The tidyr package is another useful tool in the data analysts’ toolkit. In fact very often you will see tidyr being used in tandem with dplyr because they complement each other well. One thing that we will do here is to use the pipe operator %>% because, well, because it is efficient and most likely will become the default even if it isn’t today.

What does this pipe operator do? Let us see its abilities in the context of how we have run commands thus far. In particular, thus far we have used dplyr as shown below:

arrange(
            summarize(
                filter(data, variable == numeric_value),
                Total = sum(variable)
            ),
        desc(Total)
    )

where each function is nested within another.

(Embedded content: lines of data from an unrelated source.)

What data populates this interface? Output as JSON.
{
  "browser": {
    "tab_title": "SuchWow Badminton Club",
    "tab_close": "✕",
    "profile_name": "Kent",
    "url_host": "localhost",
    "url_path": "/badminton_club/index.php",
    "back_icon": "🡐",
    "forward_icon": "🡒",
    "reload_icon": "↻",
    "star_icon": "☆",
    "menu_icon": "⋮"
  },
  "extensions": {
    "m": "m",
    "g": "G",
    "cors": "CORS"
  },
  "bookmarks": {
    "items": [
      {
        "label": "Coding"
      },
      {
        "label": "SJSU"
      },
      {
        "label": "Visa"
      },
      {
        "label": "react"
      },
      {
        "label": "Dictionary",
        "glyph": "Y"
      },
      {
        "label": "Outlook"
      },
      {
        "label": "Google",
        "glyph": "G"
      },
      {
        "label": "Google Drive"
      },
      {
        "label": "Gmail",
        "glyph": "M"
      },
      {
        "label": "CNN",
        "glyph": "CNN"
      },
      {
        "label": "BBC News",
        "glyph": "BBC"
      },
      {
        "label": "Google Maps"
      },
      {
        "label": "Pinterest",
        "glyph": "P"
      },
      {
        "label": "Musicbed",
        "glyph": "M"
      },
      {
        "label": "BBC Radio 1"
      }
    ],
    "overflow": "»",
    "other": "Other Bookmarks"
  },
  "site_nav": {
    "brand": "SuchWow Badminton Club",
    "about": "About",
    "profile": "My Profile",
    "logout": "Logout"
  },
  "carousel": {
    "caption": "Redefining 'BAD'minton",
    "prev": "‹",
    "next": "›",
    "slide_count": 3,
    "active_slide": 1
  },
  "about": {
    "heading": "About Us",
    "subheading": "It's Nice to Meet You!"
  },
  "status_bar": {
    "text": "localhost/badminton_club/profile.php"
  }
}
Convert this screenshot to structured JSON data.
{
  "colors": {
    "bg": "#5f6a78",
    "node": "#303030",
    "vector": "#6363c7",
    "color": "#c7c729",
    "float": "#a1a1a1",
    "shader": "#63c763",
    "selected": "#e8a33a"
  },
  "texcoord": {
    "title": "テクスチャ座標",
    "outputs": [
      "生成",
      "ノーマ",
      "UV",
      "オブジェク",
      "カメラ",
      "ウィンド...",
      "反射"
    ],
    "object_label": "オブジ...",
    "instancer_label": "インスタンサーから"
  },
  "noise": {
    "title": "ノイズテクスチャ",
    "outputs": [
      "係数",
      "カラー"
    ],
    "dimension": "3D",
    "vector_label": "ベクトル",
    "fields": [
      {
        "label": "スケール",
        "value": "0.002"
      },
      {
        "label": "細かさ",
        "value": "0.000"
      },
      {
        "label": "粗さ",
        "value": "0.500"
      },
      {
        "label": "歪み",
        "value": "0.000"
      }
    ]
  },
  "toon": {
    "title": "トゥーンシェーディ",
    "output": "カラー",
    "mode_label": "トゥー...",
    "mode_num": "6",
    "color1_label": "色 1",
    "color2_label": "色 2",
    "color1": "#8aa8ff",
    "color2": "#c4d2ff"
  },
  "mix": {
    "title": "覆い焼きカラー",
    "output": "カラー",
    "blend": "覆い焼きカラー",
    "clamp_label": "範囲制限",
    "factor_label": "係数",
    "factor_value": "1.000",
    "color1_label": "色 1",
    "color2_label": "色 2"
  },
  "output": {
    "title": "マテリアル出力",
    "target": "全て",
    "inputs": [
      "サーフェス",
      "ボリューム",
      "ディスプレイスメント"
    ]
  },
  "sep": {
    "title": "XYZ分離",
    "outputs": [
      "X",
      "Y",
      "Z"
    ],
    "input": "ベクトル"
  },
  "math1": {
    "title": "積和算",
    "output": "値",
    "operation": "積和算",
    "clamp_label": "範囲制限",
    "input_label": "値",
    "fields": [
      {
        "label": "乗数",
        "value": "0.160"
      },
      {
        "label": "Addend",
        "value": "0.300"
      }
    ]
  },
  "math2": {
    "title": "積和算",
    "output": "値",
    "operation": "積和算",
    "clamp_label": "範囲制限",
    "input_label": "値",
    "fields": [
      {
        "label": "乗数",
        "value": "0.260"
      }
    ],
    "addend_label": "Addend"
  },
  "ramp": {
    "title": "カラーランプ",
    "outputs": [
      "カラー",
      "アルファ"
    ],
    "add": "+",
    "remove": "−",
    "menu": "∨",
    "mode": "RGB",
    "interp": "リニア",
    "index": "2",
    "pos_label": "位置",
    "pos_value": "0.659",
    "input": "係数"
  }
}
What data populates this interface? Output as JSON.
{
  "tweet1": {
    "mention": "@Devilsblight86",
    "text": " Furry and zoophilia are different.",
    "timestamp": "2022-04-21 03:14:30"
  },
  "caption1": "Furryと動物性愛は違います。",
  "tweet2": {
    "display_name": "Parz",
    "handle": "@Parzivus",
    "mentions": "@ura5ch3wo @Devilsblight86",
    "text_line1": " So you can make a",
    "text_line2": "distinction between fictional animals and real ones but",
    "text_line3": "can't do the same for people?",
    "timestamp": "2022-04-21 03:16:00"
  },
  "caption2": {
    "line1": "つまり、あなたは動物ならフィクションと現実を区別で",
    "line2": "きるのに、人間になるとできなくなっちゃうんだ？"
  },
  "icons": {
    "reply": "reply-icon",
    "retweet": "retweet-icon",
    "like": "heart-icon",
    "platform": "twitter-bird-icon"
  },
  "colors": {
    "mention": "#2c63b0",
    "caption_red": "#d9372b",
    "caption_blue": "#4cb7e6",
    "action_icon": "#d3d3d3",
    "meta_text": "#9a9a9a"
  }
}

This was essentially the same as doing the following:

a = filter(data, variable == numeric_value)
b = summarize(a, Total = sum(variable))
c = arrange(b, desc(Total))

These operations, when written with the pipe operator, will look strange (see below):

data %>%
            filter(variable == “value”) %>%
            summarize(Total = sum(variable)) %>%
            arrange(desc(Total))

tidyr’s Key Functions

There are four tidyr functions you are likely to use.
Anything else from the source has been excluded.